The U.S. Congress gets back to work Monday after a weeklong break. Despite recent action to pass a federal budget and raise the nation’s debt ceiling, expectations are low that the politically-divided legislature will tackle momentous - and contentious - legislation to reform America’s immigration system and facilitate new international trade pacts.

In last month’s State of the Union address, President Barack Obama once again urged Congress to enact immigration reform.

“Immigration reform will grow our economy and shrink our deficits by almost $1 trillion in the next two decades. And for good reason: when people come here to fulfill their dreams - to study, invent, and contribute to our culture - they make our country a more attractive place for businesses to locate and create jobs for everyone.
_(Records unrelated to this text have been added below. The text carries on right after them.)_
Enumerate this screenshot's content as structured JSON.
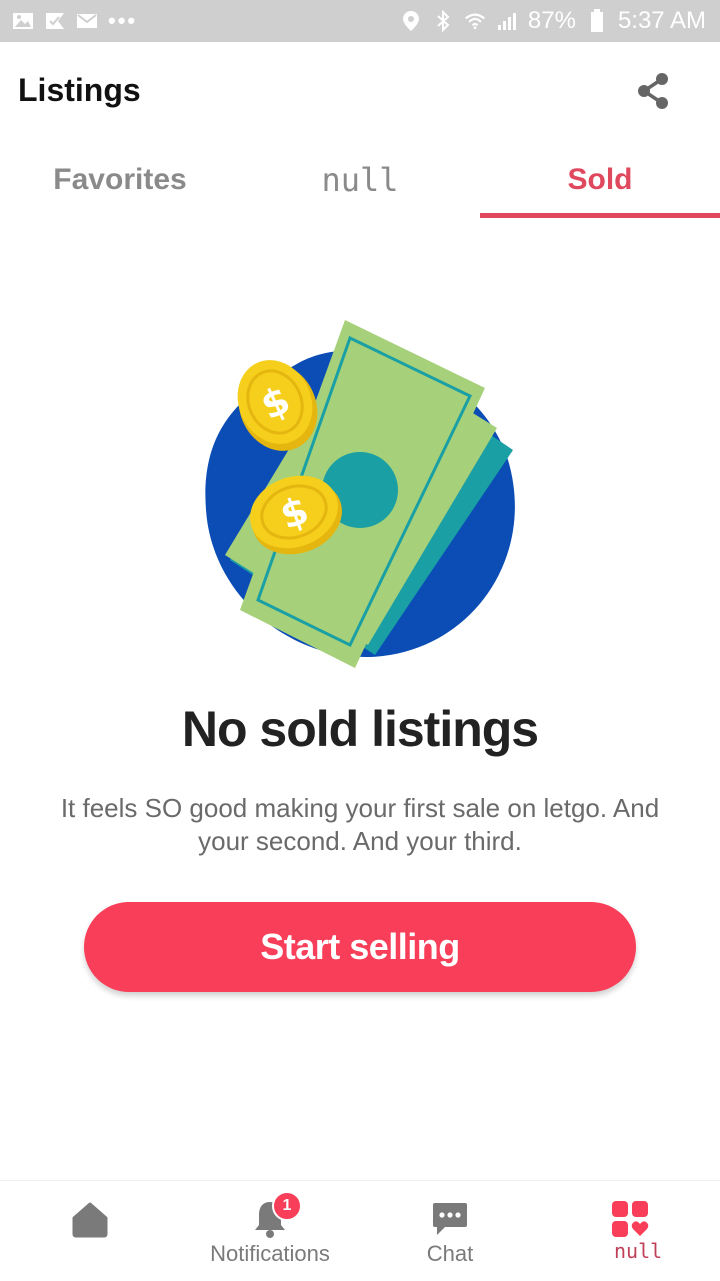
{
  "status_bar": {
    "dots": "•••",
    "battery": "87%",
    "time": "5:37 AM"
  },
  "header": {
    "title": "Listings"
  },
  "tabs": [
    {
      "label": "Favorites",
      "active": false
    },
    {
      "label": "null",
      "active": false
    },
    {
      "label": "Sold",
      "active": true
    }
  ],
  "empty_state": {
    "title": "No sold listings",
    "description": "It feels SO good making your first sale on letgo. And your second. And your third.",
    "button_label": "Start selling"
  },
  "bottom_nav": {
    "items": [
      {
        "label": "",
        "icon": "home-icon"
      },
      {
        "label": "Notifications",
        "icon": "bell-icon",
        "badge": "1"
      },
      {
        "label": "Chat",
        "icon": "chat-icon"
      },
      {
        "label": "null",
        "icon": "my-listings-icon"
      }
    ]
  },
  "colors": {
    "accent": "#f83e58",
    "tab_active": "#e0485e",
    "blob": "#0b4db5",
    "bill": "#a6d17a",
    "teal": "#1a9fa5",
    "coin": "#f5cf1c"
  }
}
So let us get immigration reform done this year,” said Obama.

Many Republican lawmakers remain opposed to any bill that would provide a path to citizenship for undocumented workers. Others, like House Speaker John Boehner, say the Obama administration cannot be trusted to enforce the law.

“The American people, including many of my [House Republican] members, do not trust that the reform we are talking about will be implemented as it was intended to be,” said the speaker.
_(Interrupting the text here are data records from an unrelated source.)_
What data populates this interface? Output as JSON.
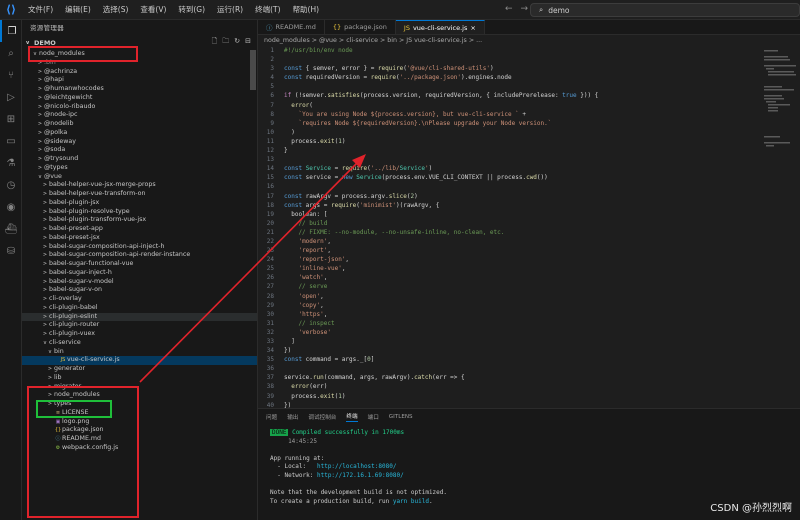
{
  "menu": [
    "文件(F)",
    "编辑(E)",
    "选择(S)",
    "查看(V)",
    "转到(G)",
    "运行(R)",
    "终端(T)",
    "帮助(H)"
  ],
  "search": {
    "text": "demo"
  },
  "explorer": {
    "title": "资源管理器",
    "root": "DEMO",
    "tree": [
      {
        "label": "node_modules",
        "indent": 1,
        "chev": "v",
        "kind": "folder"
      },
      {
        "label": ".bin",
        "indent": 2,
        "chev": ">",
        "kind": "folder",
        "dim": true
      },
      {
        "label": "@achrinza",
        "indent": 2,
        "chev": ">",
        "kind": "folder"
      },
      {
        "label": "@hapi",
        "indent": 2,
        "chev": ">",
        "kind": "folder"
      },
      {
        "label": "@humanwhocodes",
        "indent": 2,
        "chev": ">",
        "kind": "folder"
      },
      {
        "label": "@leichtgewicht",
        "indent": 2,
        "chev": ">",
        "kind": "folder"
      },
      {
        "label": "@nicolo-ribaudo",
        "indent": 2,
        "chev": ">",
        "kind": "folder"
      },
      {
        "label": "@node-ipc",
        "indent": 2,
        "chev": ">",
        "kind": "folder"
      },
      {
        "label": "@nodelib",
        "indent": 2,
        "chev": ">",
        "kind": "folder"
      },
      {
        "label": "@polka",
        "indent": 2,
        "chev": ">",
        "kind": "folder"
      },
      {
        "label": "@sideway",
        "indent": 2,
        "chev": ">",
        "kind": "folder"
      },
      {
        "label": "@soda",
        "indent": 2,
        "chev": ">",
        "kind": "folder"
      },
      {
        "label": "@trysound",
        "indent": 2,
        "chev": ">",
        "kind": "folder"
      },
      {
        "label": "@types",
        "indent": 2,
        "chev": ">",
        "kind": "folder"
      },
      {
        "label": "@vue",
        "indent": 2,
        "chev": "v",
        "kind": "folder"
      },
      {
        "label": "babel-helper-vue-jsx-merge-props",
        "indent": 3,
        "chev": ">",
        "kind": "folder"
      },
      {
        "label": "babel-helper-vue-transform-on",
        "indent": 3,
        "chev": ">",
        "kind": "folder"
      },
      {
        "label": "babel-plugin-jsx",
        "indent": 3,
        "chev": ">",
        "kind": "folder"
      },
      {
        "label": "babel-plugin-resolve-type",
        "indent": 3,
        "chev": ">",
        "kind": "folder"
      },
      {
        "label": "babel-plugin-transform-vue-jsx",
        "indent": 3,
        "chev": ">",
        "kind": "folder"
      },
      {
        "label": "babel-preset-app",
        "indent": 3,
        "chev": ">",
        "kind": "folder"
      },
      {
        "label": "babel-preset-jsx",
        "indent": 3,
        "chev": ">",
        "kind": "folder"
      },
      {
        "label": "babel-sugar-composition-api-inject-h",
        "indent": 3,
        "chev": ">",
        "kind": "folder"
      },
      {
        "label": "babel-sugar-composition-api-render-instance",
        "indent": 3,
        "chev": ">",
        "kind": "folder"
      },
      {
        "label": "babel-sugar-functional-vue",
        "indent": 3,
        "chev": ">",
        "kind": "folder"
      },
      {
        "label": "babel-sugar-inject-h",
        "indent": 3,
        "chev": ">",
        "kind": "folder"
      },
      {
        "label": "babel-sugar-v-model",
        "indent": 3,
        "chev": ">",
        "kind": "folder"
      },
      {
        "label": "babel-sugar-v-on",
        "indent": 3,
        "chev": ">",
        "kind": "folder"
      },
      {
        "label": "cli-overlay",
        "indent": 3,
        "chev": ">",
        "kind": "folder"
      },
      {
        "label": "cli-plugin-babel",
        "indent": 3,
        "chev": ">",
        "kind": "folder"
      },
      {
        "label": "cli-plugin-eslint",
        "indent": 3,
        "chev": ">",
        "kind": "folder",
        "hl": true
      },
      {
        "label": "cli-plugin-router",
        "indent": 3,
        "chev": ">",
        "kind": "folder"
      },
      {
        "label": "cli-plugin-vuex",
        "indent": 3,
        "chev": ">",
        "kind": "folder"
      },
      {
        "label": "cli-service",
        "indent": 3,
        "chev": "v",
        "kind": "folder"
      },
      {
        "label": "bin",
        "indent": 4,
        "chev": "v",
        "kind": "folder"
      },
      {
        "label": "vue-cli-service.js",
        "indent": 5,
        "chev": "",
        "kind": "js",
        "sel": true
      },
      {
        "label": "generator",
        "indent": 4,
        "chev": ">",
        "kind": "folder"
      },
      {
        "label": "lib",
        "indent": 4,
        "chev": ">",
        "kind": "folder"
      },
      {
        "label": "migrator",
        "indent": 4,
        "chev": ">",
        "kind": "folder"
      },
      {
        "label": "node_modules",
        "indent": 4,
        "chev": ">",
        "kind": "folder"
      },
      {
        "label": "types",
        "indent": 4,
        "chev": ">",
        "kind": "folder"
      },
      {
        "label": "LICENSE",
        "indent": 4,
        "chev": "",
        "kind": "license"
      },
      {
        "label": "logo.png",
        "indent": 4,
        "chev": "",
        "kind": "img"
      },
      {
        "label": "package.json",
        "indent": 4,
        "chev": "",
        "kind": "json"
      },
      {
        "label": "README.md",
        "indent": 4,
        "chev": "",
        "kind": "md"
      },
      {
        "label": "webpack.config.js",
        "indent": 4,
        "chev": "",
        "kind": "cfg"
      }
    ]
  },
  "tabs": [
    {
      "label": "README.md",
      "icon": "ⓘ",
      "active": false
    },
    {
      "label": "package.json",
      "icon": "{}",
      "active": false
    },
    {
      "label": "vue-cli-service.js",
      "icon": "JS",
      "active": true
    }
  ],
  "breadcrumb": "node_modules > @vue > cli-service > bin > JS vue-cli-service.js > ...",
  "code": [
    "#!/usr/bin/env node",
    "",
    "const { semver, error } = require('@vue/cli-shared-utils')",
    "const requiredVersion = require('../package.json').engines.node",
    "",
    "if (!semver.satisfies(process.version, requiredVersion, { includePrerelease: true })) {",
    "  error(",
    "    `You are using Node ${process.version}, but vue-cli-service ` +",
    "    `requires Node ${requiredVersion}.\\nPlease upgrade your Node version.`",
    "  )",
    "  process.exit(1)",
    "}",
    "",
    "const Service = require('../lib/Service')",
    "const service = new Service(process.env.VUE_CLI_CONTEXT || process.cwd())",
    "",
    "const rawArgv = process.argv.slice(2)",
    "const args = require('minimist')(rawArgv, {",
    "  boolean: [",
    "    // build",
    "    // FIXME: --no-module, --no-unsafe-inline, no-clean, etc.",
    "    'modern',",
    "    'report',",
    "    'report-json',",
    "    'inline-vue',",
    "    'watch',",
    "    // serve",
    "    'open',",
    "    'copy',",
    "    'https',",
    "    // inspect",
    "    'verbose'",
    "  ]",
    "})",
    "const command = args._[0]",
    "",
    "service.run(command, args, rawArgv).catch(err => {",
    "  error(err)",
    "  process.exit(1)",
    "})",
    ""
  ],
  "panel": {
    "tabs": [
      "问题",
      "输出",
      "调试控制台",
      "终端",
      "端口",
      "GITLENS"
    ],
    "active_tab": "终端",
    "done": "DONE",
    "compiled": "Compiled successfully in 1700ms",
    "time": "14:45:25",
    "running": "App running at:",
    "local_label": "- Local:   ",
    "local_url": "http://localhost:8080/",
    "network_label": "- Network: ",
    "network_url": "http://172.16.1.69:8080/",
    "note1": "Note that the development build is not optimized.",
    "note2_prefix": "To create a production build, run ",
    "note2_cmd": "yarn build",
    "note2_suffix": "."
  },
  "watermark": "CSDN @孙烈烈啊"
}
On the other hand, Boehner is urging bipartisan backing to boost the administration’s ability to negotiate free trade agreements across the globe.

“The president says he wants to make this a year of action. That sounds good, but if he wants to make it a year of action, let us work together to pass Trade Promotion Authority that would expand exports and create more jobs in America,” said Boehner.

Under TPA, trade pacts would be subject to an up-or-down vote in Congress without amendment. President Obama has endorsed expanding trade, but has not named TPA as a top economic priority.

“We need to work together on tools like bipartisan trade promotion authority to protect our workers, protect our environment, and open new markets to new goods stamped ‘Made in the USA.’ China and Europe are not standing on the sidelines. Neither should we.”

Many congressional Democrats say free trade will ship American jobs overseas. In the Democratic-led Senate, Majority Leader Harry Reid says TPA is unlikely to get a vote. House Minority Leader Nancy Pelosi says opposition runs high in her caucus.

"I do not think that [TPA] would have very many votes among Democrats in the House."

Instead, Pelosi is urging Congress to raise the U.S. minimum wage and to extend jobless benefits for the unemployed, which most Republicans oppose.

All House seats and one-third of the Senate will be contested in midterm elections in November. During an election year, Congress usually shies away from politically-contentious votes, a tendency that could be repeated in 2014.